Orthopaedic Surgery and Plastic Surgery - Research Department of Neurorehabilitation Systems, Clinic for Trauma Surgery, University Medical Center Göttingen, Göttingen, 37075, Germany.
Department of Biomechanical Engineering, TechMed Centre, University of Twente, Enschede, Netherlands.
Sci Rep. 2020 Apr 2;10(1):5834. doi: 10.1038/s41598-020-62773-7.
We propose a myoelectric control method based on neural data regression and musculoskeletal modeling. This paradigm uses the timings of motor neuron discharges decoded by high-density surface electromyogram (HD-EMG) decomposition to estimate muscle excitations. The muscle excitations are then mapped into the kinematics of the wrist joint using forward dynamics. The offline tracking performance of the proposed method was superior to that of state-of-the-art myoelectric regression methods based on artificial neural networks in two amputees and in four out of six intact-bodied subjects. In addition to joint kinematics, the proposed data-driven model-based approach also estimated several biomechanical variables in a full feed-forward manner that could potentially be useful in supporting the rehabilitation and training process. These results indicate that using a full forward dynamics musculoskeletal model directly driven by motor neuron activity is a promising approach in rehabilitation and prosthetics to model the series of transformations from muscle excitation to resulting joint function.

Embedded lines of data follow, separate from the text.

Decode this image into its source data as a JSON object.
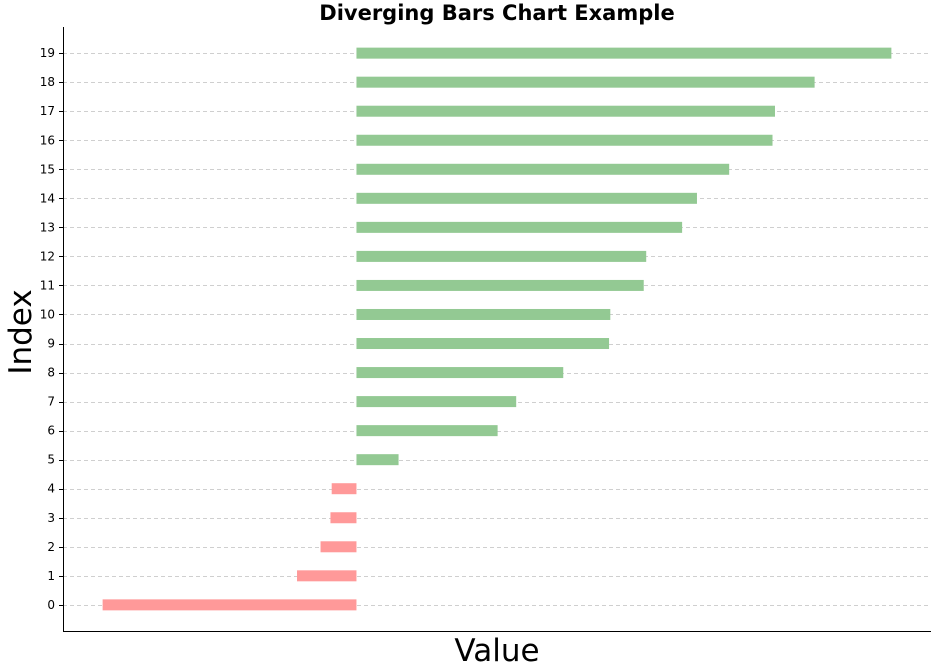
{
  "chart_data": {
    "type": "bar",
    "orientation": "horizontal",
    "title": "Diverging Bars Chart Example",
    "xlabel": "Value",
    "ylabel": "Index",
    "categories": [
      "0",
      "1",
      "2",
      "3",
      "4",
      "5",
      "6",
      "7",
      "8",
      "9",
      "10",
      "11",
      "12",
      "13",
      "14",
      "15",
      "16",
      "17",
      "18",
      "19"
    ],
    "values": [
      -2.05,
      -0.48,
      -0.29,
      -0.21,
      -0.2,
      0.34,
      1.14,
      1.29,
      1.67,
      2.04,
      2.05,
      2.32,
      2.34,
      2.63,
      2.75,
      3.01,
      3.36,
      3.38,
      3.7,
      4.32
    ],
    "xlim": [
      -2.37,
      4.64
    ],
    "ylim": [
      -0.9,
      19.9
    ],
    "x_tick_labels_shown": false,
    "grid": "horizontal dashed",
    "colors": {
      "positive": "#93c993",
      "negative": "#ff9999",
      "grid": "#cfcfcf"
    }
  }
}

我们提出了一种基于神经数据回归和肌肉骨骼建模的肌电控制方法。该范例使用高密度表面肌电图 (HD-EMG) 分解解码的运动神经元放电时序来估计肌肉激发。然后,使用正向动力学将肌肉激发映射到手腕关节的运动学中。在两名截肢者和六名完整身体受试者中的四名中,所提出的方法的离线跟踪性能优于基于人工神经网络的最先进肌电回归方法。除了关节运动学之外,所提出的基于数据的模型驱动方法还以全前馈方式估计了几个生物力学变量,这些变量可能有助于支持康复和训练过程。这些结果表明,使用直接由运动神经元活动驱动的完整正向动力学肌肉骨骼模型是康复和假肢领域中从肌肉激发到关节功能的一系列转换建模的一种很有前途的方法。